Ross McMullan, February 2017
A man with visual impairment talking on a mobile phone.

“Investing in people with disabilities can reduce poverty and inequality, and benefit whole communities”

Sightsavers believes that people with disabilities can lift their families and communities out of poverty if they are given the right opportunities to be financially independent.

The UK government’s first-ever Economic Development Strategy – launched on 31 January – commits the UK to establishing new trade, investment and economic links as a means of ending poverty and delivering the Sustainable Development Goals.

The strategy, published by the UK Department for International Development (DFID), contains encouraging evidence that the government is keeping up its commitment to development which includes people with disabilities – the chief call of our Put Us in the Picture campaign for disability-inclusive development.

It also demonstrates that International Development Secretary Priti Patel is honouring her personal vision for the UK to be a global leader in disability-inclusive development.

We’re welcoming this positive, continuing commitment to ensure that the rights of the millions of people with disabilities in developing countries are fully taken into account.

What does the strategy say about people with disabilities?

The Economic Development Strategy outlines how the UK government aims to deliver economic development by “focusing on the poorest and marginalised people, the majority of whom work in the informal sector”.

Crucially, it also notes that it will “help marginalised groups, including people with disabilities, to access productive employment” – recognising that even when better jobs are available, people with disabilities are routinely excluded.

This commitment to enhancing the employment situation of people with disabilities is of critical significance.  Eighty per cent of the world’s one billion people with disabilities live in developing countries, according to a report (PDF) from the World Health Organization (WHO) and World Bank. And around 785 million people with disabilities could help lift their families and communities out of poverty, if they had the right education, training and opportunities, the International Labour Organization (ILO) has noted (PDF).

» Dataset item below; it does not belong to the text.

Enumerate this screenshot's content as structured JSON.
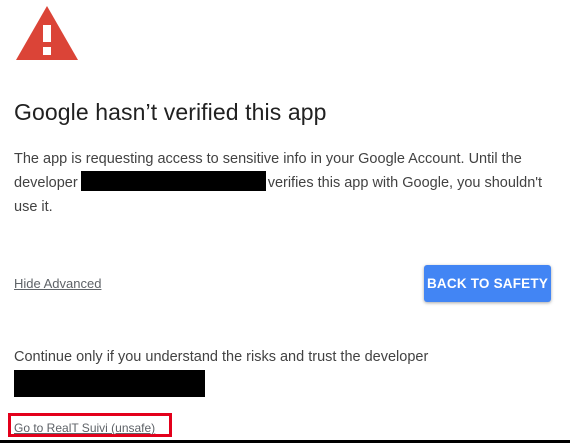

But the WHO/World Bank report suggests people with disabilities are more likely to be unemployed and generally earn less than their peers.

Economic case for inclusion

We believe the importance of this potential economic contribution by people with disabilities cannot be overlooked.  Inclusion does more than transform lives and families: it can also make a huge difference to national economies. Some countries are losing an estimated 3-7% of their GDP by excluding people with disabilities from the labour market, the ILO also notes.

So investing in people with disabilities can reduce poverty and inequality and benefit whole communities and countries. Our strategic framework on economic empowerment and inclusion (pdf) sets out our commitment in more detail.

And we’ve seen it work in practice too: our ground-breaking Connecting the dots project in rural western Uganda has delivered practical training to more than 320 young people – 98% of whom went on to earn money. It’s transformed their economic lives as well as delivering a huge shift in how they’re perceived in their communities.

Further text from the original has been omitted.